BB&T (BBT) in Winston-Salem, N.C., narrowly missed Wall Street's first-quarter expectations because of sluggish loan growth.
The $184.7 billion-asset company's earnings fell 7% from the fourth quarter but more than doubled from a year earlier, to $501 million. At 69 cents a share, the results were a penny below the average estimate of analysts polled by Bloomberg. (BB&T's results from a year earlier were reduced by a $281 million tax-related adjustment.)
Revenue fell 7% from a year earlier, to $2.3 billion. Noninterest income fell 9%, to $911 million, after a steep decline in mortgage revenue.
Net interest income decreased by 5%, to $1.3 billion. The loan portfolio was flat compared to a year earlier, at $117.6 billion, with BB&T making small gains in commercial lending. The net interest margin compressed by 4 basis points, to 3.52%.
BB&T's offset revenue pressure with expense control. Noninterest expenses fell 1%, to $1.4 billion. Personnel expenses declined by 4%, to $782 million.

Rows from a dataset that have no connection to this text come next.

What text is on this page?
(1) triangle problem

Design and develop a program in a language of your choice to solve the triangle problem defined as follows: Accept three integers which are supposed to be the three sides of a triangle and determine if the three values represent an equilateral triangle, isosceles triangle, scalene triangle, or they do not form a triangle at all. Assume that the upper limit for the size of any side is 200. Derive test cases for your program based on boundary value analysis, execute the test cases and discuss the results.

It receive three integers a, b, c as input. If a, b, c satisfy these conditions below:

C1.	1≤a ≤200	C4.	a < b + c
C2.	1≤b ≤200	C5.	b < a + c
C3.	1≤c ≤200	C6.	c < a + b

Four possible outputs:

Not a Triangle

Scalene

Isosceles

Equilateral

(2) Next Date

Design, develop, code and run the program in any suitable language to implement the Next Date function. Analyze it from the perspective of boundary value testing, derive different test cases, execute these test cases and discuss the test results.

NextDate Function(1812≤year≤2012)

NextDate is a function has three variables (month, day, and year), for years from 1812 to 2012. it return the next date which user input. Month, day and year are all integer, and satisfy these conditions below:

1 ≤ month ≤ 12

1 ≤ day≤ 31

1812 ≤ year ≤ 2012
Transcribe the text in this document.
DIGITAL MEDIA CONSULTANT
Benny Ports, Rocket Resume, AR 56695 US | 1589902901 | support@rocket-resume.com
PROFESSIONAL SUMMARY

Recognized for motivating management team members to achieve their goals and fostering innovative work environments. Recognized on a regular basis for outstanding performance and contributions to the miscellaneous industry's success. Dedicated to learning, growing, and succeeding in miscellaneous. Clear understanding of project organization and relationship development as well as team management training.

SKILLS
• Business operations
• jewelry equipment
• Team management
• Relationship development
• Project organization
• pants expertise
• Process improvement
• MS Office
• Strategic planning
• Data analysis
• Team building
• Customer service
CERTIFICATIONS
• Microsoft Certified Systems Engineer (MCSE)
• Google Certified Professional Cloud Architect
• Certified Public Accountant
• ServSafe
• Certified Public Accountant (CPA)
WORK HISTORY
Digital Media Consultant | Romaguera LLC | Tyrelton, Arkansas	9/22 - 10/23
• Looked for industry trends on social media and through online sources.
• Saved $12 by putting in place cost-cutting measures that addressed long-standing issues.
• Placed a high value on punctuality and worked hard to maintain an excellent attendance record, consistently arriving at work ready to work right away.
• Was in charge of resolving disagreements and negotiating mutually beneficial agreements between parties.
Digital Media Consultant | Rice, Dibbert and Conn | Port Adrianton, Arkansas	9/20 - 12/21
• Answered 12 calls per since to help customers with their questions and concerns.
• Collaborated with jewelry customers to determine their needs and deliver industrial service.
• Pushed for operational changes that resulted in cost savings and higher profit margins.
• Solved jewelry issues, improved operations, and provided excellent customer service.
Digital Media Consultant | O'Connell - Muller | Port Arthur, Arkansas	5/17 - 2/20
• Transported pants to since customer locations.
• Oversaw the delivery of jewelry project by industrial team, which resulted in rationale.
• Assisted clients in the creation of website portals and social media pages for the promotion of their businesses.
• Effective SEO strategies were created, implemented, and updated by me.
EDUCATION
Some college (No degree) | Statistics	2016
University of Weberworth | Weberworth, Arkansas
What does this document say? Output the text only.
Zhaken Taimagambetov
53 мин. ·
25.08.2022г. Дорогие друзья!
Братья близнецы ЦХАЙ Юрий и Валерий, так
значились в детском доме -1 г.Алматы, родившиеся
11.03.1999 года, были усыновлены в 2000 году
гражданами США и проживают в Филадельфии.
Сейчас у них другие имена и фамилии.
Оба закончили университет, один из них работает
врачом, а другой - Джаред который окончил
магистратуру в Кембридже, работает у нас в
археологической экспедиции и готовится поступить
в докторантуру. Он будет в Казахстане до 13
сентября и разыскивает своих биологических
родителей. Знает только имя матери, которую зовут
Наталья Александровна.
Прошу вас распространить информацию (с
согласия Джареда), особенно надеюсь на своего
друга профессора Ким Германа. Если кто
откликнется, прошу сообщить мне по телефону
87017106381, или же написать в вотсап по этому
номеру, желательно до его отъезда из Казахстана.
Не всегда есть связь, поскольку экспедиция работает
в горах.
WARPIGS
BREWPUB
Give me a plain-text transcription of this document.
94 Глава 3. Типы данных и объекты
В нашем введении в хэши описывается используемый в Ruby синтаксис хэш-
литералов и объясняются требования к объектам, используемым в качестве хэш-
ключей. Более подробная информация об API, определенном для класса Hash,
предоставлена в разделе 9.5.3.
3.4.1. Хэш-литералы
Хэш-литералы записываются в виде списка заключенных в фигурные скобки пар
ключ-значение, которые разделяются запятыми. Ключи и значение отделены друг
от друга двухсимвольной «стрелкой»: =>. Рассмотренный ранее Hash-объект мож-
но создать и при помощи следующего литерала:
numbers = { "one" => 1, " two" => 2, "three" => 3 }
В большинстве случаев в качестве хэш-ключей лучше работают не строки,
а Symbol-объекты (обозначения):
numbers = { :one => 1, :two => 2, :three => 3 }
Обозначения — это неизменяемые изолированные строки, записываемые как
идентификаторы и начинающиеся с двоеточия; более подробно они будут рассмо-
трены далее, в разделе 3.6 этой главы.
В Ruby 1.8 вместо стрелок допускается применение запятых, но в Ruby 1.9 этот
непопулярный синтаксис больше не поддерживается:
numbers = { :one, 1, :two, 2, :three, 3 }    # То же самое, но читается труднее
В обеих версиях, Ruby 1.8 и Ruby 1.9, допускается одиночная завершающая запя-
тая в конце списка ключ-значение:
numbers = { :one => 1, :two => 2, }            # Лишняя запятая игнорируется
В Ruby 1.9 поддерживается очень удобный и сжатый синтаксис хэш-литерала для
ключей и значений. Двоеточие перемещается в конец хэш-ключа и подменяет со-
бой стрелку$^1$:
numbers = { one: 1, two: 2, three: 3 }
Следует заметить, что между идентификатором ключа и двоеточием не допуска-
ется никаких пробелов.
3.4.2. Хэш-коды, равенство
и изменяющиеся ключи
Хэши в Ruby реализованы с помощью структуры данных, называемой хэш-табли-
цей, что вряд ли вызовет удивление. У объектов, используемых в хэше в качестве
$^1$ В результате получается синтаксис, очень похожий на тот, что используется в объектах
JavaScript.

Lower expenses "created improvement in our efficiency ratio and helped generate positive operating leverage in the quarter," Kelly King, BB&T's chairman and chief executive, said in a press release Thursday. "We continue to expect improvement in the efficiency ratio as revenue growth is expected to outpace expense growth."
Credit quality continued to improve, which also helped the bottom line. The loan-loss provision fell 78%, to $60 million, while nonperforming assets fell 29%, to $990 million.